September 11, 2001
I was working as an administrative assistant in a high-end hair salon in the city of Atlanta. We'd just had our morning coffee, and the customers were all coming in for their appointments when someone said a plane hit the World Trade Center. The first thing that went through my mind was that some idiot in a small plane had somehow navigated themselves into the building. It had happened before. Tragic, but comparatively insignificant to what really happened.
It wasn’t until the second plane hit that we realized that this was no unfortunate accident. This was our generation’s Pearl Harbor.
The circuits everywhere were busy, so we couldn’t call anyone to find out what was happening across the country, but the information we were getting was vast and exaggerated beyond even the horror that was the truth.
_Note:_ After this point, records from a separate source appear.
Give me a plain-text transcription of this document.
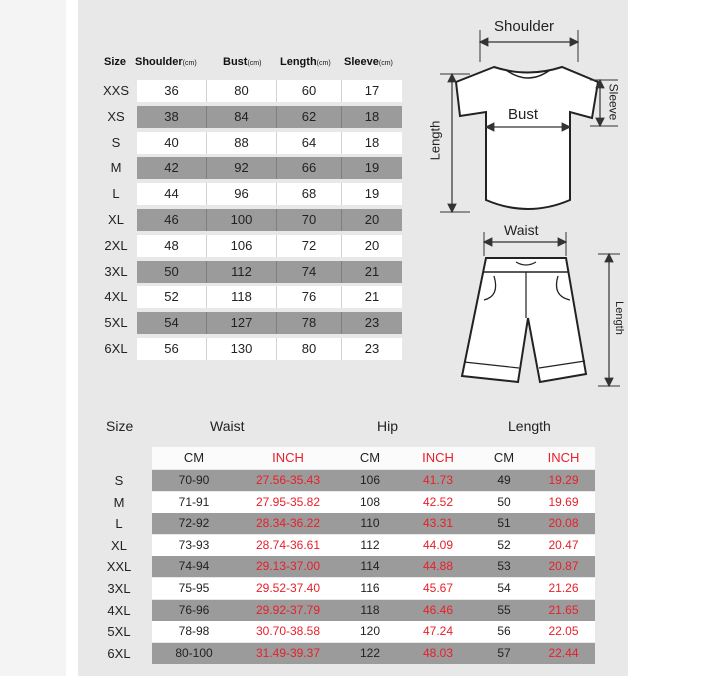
Size Shoulder(cm) Bust(cm) Length(cm) Sleeve(cm)
XXS	36	80	60	17
XS	38	84	62	18
S	40	88	64	18
M	42	92	66	19
L	44	96	68	19
XL	46	100	70	20
2XL	48	106	72	20
3XL	50	112	74	21
4XL	52	118	76	21
5XL	54	127	78	23
6XL	56	130	80	23
Shoulder
Bust
Length
Sleeve
Waist
Length
Size	Waist	Hip	Length
CM	INCH	CM	INCH	CM	INCH
S	70-90	27.56-35.43	106	41.73	49	19.29
M	71-91	27.95-35.82	108	42.52	50	19.69
L	72-92	28.34-36.22	110	43.31	51	20.08
XL	73-93	28.74-36.61	112	44.09	52	20.47
XXL	74-94	29.13-37.00	114	44.88	53	20.87
3XL	75-95	29.52-37.40	116	45.67	54	21.26
4XL	76-96	29.92-37.79	118	46.46	55	21.65
5XL	78-98	30.70-38.58	120	47.24	56	22.05
6XL	80-100	31.49-39.37	122	48.03	57	22.44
The reality was...in addition to the two jets that hit the towers, there were other jets hijacked, and even Washington had been hit. We could only wonder...where else was under attack? People were saying we were at war. In wild exaggerations, we were told the Capital building had been hit, and even the White House.
And it wasn’t just New York and Washington at risk. Atlanta was the home of the Center for Disease Control and it was suggested the CDC may be a target. My children were in school across town. I wanted desperately to go to them. If Atlanta was a target, I was unsure if they would be safe where they were.
And then the first tower fell.
It was worse than anything we were being told. The one television in our building was surrounded by people trying to figure out what was going on. The only thing we knew for sure was that nothing would ever be the same again.
More than a decade later, nothing will ever be the same again. But one thing is certain…those of us who survived that day will never forget. We will never forget those lost in the attacks on our country. And we will never forget the sacrifices made by the countless individuals who fought to keep us safe.